One instance in which the proposed architectures perform worse are low-data settings. Iterating over many epochs saturates our models quicker, while ReLU-based counterparts continue improving.

I am talking in a theoretic sense. In practice, some parts of ReLU-based networks contain near-decomposable structures that can be approximated well. However, we want to be able to analyse the parts of the networks that don't follow this pattern. ↩

Tensor Networks

Matrices can be seen as a map between one space to another. Tensors generalise this by mapping between an arbitrary number of spaces.

For instance, a matrix may encode a graph, translating between source -> target. A time-dependent graph time, source -> target can be described by a tensor. Tensors can be seen as high-dimensional cubes, where each side is called an index (sometimes called mode). The amount of indices is called the order of the tensor.

Unfortunately, the number of parameters in a tensor grows exponentially in its order. This makes is intractable to work with tensors for many non-trivial problems.

Factorising tensors into networks

Despite only being quadratic in parameter count, it can be impractical to work with huge matrices. A common solution is to factorise or decompose these into something that is easier to work with. For instance, such a matrix $X$ can be approximated using two lower rank parts $X \approx A B$.

There exist several generalisations to tensors, all of which can be described by tensor networks. Tensor networks are graphs, where each node, or box, represents a tensor and each edge, or wire, represents how tensors are connected. Unlike an ordinary graph, tensor networks can have unconnected edges that represent unconnected indices (inputs/outputs). This graphical notation is really useful to understand what kind of structure the described tensor has.

Tensors instantiated by deep neural networks are laughably huge -- over thousand orders.
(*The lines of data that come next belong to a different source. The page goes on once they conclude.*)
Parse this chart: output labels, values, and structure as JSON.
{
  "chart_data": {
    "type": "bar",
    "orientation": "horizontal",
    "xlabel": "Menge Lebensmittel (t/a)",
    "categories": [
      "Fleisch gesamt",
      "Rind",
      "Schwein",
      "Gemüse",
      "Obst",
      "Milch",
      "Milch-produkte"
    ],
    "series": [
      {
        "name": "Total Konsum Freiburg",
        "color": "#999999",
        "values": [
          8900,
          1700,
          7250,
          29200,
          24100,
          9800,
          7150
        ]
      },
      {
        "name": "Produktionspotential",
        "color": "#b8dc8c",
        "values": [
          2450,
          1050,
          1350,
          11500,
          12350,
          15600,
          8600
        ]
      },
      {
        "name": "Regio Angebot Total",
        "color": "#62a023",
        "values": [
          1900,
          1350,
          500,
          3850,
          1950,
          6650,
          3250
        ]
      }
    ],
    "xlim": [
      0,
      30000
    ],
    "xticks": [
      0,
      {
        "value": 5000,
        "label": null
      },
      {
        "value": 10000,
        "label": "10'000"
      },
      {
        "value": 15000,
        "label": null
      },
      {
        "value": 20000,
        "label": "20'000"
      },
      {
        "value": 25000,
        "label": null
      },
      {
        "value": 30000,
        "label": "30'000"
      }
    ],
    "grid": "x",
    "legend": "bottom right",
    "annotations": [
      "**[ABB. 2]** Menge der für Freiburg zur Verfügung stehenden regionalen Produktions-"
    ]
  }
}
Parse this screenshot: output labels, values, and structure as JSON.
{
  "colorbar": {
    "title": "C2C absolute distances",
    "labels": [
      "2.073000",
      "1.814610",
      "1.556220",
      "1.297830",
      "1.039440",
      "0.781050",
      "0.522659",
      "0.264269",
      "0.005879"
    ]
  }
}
However, these can be studied efficiently anyway as highly structured tensor networks.

Introduction to tensor diagrams

This following introduces the tensor diagram notation, focussing on common intuitions.¹

A matrix is denoted as a box.
It has an input and an output wire.
These can be named for clarity.

A vector is also a box but only has a single wire.
We don't distinguish between input or output vectors for simplicity.

A vector-matrix multiplication connects them.

A matrix multiplication connects two matrices.
It contracts away the hidden dimension.

Transposing matrices changes the order of input and output. This corresponds to a vertical reflection of the diagram (hence the nook).

(Flattened) Matrices can represent a connection between inputs, just like in the attention mechanism. This shows why one side should be transposed.

Special matrix structure can be conveyed through diagrams. This is the identity matrix. It doesn't do anything to the input.

A diagonal matrix is written as an identity matrix, element-wise multiplied by a vector.
In this case, the multiplication is denoted as a black circle.

When an isometric (think orthogonal) matrix is multiplied with its transpose it equals the identity. We indicate such matrices with a border.

Diagrammatic equations are a powerful tool to simplify and analyse tensor networks. We write the SVD of a matrix as such.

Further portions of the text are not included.